Mas, para Ana, foi em um sábado que ela perdeu a vida. Perdeu com a morte absurda do marido. Não tivesse ela saído antes dele; não tivesse ela telefonado pedindo ajuda; tivesse ela esperado um ou dois segundos. Tivesse ela tropeçado nas sílabas e se enrolado ao chamar o esposo, seus sábados continuariam vivos como antes.
Em uma narrativa intimista, em fluxo de consciência que jorra pelas páginas, por anos ela quer entender e aceitar o luto. Muitos são os culpados, muitas são as não-razões, muitas são as sílabas que não conseguem explicar.
A premiada Mariana Salomão Carrara nos surpreende com sua linguagem e suas observações. Picardia, humor negro, comparações exageradas, cansaço e exaustão, medo e solidão, luto e incompreensão. Com todas as sílabas, Mariana consegue descrever a dor da ausência, a incompreensão do luto, a perda que não se aceita, a vida que segue adiante, mas destruída, faltando um pedaço, faltando sílabas.

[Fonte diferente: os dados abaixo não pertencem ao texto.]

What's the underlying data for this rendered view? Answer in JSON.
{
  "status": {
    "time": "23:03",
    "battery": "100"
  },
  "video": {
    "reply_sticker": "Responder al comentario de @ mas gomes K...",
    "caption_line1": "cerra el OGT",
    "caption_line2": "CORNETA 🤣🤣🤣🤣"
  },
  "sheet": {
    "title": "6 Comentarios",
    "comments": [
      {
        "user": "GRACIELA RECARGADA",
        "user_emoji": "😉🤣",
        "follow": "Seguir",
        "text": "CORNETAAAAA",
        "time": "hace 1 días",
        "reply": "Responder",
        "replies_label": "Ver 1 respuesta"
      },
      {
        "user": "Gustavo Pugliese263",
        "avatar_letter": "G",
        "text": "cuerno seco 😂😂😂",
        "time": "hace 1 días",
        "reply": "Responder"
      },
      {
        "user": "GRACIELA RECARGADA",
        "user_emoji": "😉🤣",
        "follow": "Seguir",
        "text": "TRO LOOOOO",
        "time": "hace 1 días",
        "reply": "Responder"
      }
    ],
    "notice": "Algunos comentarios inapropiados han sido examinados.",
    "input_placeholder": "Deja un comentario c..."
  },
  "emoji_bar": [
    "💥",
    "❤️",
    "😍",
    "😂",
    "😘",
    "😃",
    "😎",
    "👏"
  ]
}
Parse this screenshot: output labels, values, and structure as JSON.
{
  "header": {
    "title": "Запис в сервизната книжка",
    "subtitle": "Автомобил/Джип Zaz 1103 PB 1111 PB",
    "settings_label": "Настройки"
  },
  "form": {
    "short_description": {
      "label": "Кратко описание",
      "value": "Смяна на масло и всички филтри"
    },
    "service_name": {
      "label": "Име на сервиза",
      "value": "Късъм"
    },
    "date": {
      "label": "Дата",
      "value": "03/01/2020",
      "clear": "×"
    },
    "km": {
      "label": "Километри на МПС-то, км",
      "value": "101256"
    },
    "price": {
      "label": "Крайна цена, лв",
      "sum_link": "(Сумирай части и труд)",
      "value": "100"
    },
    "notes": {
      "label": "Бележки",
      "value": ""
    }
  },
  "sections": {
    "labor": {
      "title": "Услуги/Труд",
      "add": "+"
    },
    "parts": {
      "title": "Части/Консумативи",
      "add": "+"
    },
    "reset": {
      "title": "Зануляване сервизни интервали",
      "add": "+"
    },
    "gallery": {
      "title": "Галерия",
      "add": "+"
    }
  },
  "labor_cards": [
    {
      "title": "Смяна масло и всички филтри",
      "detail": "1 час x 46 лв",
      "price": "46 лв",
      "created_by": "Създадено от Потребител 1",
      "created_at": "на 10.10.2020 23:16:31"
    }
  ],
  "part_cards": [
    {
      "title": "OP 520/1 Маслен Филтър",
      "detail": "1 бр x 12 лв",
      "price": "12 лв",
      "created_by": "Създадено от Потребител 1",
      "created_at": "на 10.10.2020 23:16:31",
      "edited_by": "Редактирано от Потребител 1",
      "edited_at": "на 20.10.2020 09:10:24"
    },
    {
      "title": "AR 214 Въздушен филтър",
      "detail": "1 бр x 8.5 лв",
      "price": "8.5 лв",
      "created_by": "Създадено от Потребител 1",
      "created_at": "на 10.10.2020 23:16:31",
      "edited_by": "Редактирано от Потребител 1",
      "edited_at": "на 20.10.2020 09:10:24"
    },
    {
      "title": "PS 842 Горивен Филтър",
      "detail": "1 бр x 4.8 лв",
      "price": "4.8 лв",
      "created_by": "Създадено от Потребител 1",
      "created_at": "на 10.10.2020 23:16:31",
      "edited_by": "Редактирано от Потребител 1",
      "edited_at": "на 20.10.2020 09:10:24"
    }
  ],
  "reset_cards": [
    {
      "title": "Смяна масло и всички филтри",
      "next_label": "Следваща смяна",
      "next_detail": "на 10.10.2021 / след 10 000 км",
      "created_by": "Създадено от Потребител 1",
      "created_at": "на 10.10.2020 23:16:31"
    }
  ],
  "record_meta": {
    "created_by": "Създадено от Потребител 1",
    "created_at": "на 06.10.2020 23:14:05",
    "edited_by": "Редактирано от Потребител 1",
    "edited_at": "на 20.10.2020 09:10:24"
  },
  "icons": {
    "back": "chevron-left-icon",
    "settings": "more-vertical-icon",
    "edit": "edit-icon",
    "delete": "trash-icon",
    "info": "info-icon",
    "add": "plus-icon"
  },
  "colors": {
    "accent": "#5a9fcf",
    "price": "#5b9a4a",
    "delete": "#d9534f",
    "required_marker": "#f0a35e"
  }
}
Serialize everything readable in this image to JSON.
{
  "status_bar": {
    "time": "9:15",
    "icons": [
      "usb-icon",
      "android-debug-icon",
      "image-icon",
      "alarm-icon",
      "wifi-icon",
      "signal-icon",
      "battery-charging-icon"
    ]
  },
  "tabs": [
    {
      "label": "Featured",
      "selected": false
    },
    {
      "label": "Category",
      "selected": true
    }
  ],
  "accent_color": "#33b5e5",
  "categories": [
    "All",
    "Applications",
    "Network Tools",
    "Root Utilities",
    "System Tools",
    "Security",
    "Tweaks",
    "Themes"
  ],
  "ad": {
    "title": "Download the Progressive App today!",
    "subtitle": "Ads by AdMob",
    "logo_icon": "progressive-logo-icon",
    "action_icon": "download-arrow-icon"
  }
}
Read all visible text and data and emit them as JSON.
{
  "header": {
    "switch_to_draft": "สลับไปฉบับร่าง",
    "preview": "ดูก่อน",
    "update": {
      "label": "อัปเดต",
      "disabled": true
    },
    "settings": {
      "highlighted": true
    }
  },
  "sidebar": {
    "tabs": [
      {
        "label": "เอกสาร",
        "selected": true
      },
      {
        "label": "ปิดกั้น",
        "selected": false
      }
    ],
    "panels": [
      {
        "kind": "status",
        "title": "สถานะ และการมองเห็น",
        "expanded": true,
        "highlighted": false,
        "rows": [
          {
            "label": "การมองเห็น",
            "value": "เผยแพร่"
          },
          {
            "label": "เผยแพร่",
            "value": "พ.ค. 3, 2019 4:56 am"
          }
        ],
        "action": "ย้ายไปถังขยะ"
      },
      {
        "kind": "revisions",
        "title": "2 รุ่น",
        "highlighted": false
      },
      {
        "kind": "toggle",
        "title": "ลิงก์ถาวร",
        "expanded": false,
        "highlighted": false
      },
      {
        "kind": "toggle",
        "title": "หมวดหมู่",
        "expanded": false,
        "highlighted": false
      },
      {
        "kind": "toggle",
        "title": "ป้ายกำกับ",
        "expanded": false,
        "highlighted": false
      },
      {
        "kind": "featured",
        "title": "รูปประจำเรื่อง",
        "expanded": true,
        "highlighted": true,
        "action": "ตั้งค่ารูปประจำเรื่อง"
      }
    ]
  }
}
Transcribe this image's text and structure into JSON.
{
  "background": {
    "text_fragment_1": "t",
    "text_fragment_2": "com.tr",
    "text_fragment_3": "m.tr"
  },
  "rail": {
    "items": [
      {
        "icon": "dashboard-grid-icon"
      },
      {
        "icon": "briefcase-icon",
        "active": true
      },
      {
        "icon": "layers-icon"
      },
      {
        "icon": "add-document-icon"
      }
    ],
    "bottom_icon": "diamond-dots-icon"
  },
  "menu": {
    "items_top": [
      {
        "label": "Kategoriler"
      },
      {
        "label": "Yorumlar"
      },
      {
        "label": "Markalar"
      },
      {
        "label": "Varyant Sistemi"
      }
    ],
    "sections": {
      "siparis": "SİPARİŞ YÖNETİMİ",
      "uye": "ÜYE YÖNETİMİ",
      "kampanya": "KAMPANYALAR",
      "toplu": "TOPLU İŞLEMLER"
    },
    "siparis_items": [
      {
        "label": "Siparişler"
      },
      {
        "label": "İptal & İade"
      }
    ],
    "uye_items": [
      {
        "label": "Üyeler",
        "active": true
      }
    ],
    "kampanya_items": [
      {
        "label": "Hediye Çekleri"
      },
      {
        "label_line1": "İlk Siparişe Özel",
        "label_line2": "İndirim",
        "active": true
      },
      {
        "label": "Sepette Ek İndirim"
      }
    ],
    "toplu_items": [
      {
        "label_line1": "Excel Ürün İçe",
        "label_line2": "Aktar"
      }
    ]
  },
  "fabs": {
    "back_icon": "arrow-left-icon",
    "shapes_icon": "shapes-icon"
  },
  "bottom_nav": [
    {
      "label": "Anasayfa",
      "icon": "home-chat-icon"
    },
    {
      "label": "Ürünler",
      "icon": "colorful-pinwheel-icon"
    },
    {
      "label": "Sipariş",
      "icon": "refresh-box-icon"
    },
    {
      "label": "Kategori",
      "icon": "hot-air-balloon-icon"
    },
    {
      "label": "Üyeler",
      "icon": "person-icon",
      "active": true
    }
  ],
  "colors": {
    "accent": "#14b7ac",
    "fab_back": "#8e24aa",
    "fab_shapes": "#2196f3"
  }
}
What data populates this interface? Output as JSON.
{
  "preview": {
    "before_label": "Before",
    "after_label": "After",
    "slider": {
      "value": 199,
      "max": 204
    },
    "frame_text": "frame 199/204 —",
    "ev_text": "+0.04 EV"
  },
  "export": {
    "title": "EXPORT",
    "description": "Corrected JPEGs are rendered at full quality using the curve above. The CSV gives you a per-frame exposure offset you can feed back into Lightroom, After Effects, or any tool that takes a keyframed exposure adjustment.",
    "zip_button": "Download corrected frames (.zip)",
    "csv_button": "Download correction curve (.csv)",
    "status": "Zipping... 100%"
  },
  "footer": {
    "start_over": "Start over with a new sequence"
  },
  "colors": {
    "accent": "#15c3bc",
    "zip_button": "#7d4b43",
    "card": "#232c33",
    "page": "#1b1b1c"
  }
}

Hoje mesmo, enquanto escrevo, há uma manhã linda, ensolarada e até agora silenciosa de sábado. Enquanto escrevo não penso no luto, mas pessoas muito próximas sofrem com ausência de entes queridos e uma manhã ensolarada, convidativa para um passeio, pode aquecer o luto em saudades ou em arrependimentos.
Tenho preocupações quanto a isso. Se um dia deixarei saudades ou arrependimentos. Há não muito tempo, o sábado era o dia de levarmos as crianças para almoçar com os avós. Os avós se foram e até hoje essa ausência deixa um hiato bem no meio do sábado. Lacunas que se repetem em datas de aniversários, natais e ano novo. Talvez um dia, quem sabe eu seja o avô a preencher o sábado e os natais, mas hoje ainda não.
Sílabas do meu sábado muitas vezes me incomodam porque avisam que o dia do descanso chegou e há muito que se pode fazer lá fora ou aqui mesmo. Tem cidadezinhas, tem esporte, tem cultura, tem comidinhas, tem riachos e água fresca. Tem gente nova, livros, música e poesia. E nem sempre me dou o direito de me encontrar com esses pequenos prazeres.
Confesso que não entendi exatamente o que Mariana Carrara quis dizer com o título do seu livro Não fossem as sílabas do sábado. Talvez sílabas do sábado seja uma sofisticada onomatopeia para a batida do coração. Porque de nada adianta o sábado ser o dia do descanso, se eu não aprender a descansar o meu coração.
Principalmente nos sábados ensolarados, de céu azul, clima fresco do outono, sons de pássaros ao longe. Há dias em que o dia se abre em vida. E convida desde cedo a se guardar o luto, tanto o luto das perdas como o luto dos arrependimentos, e
o luto do tempo perdido. Mas a guardar o luto das perdas dos entes queridos na caixa do respeito e o luto dos tempos perdidos na caixa do autoperdão.
E aprender a descansar nas sílabas do sábado.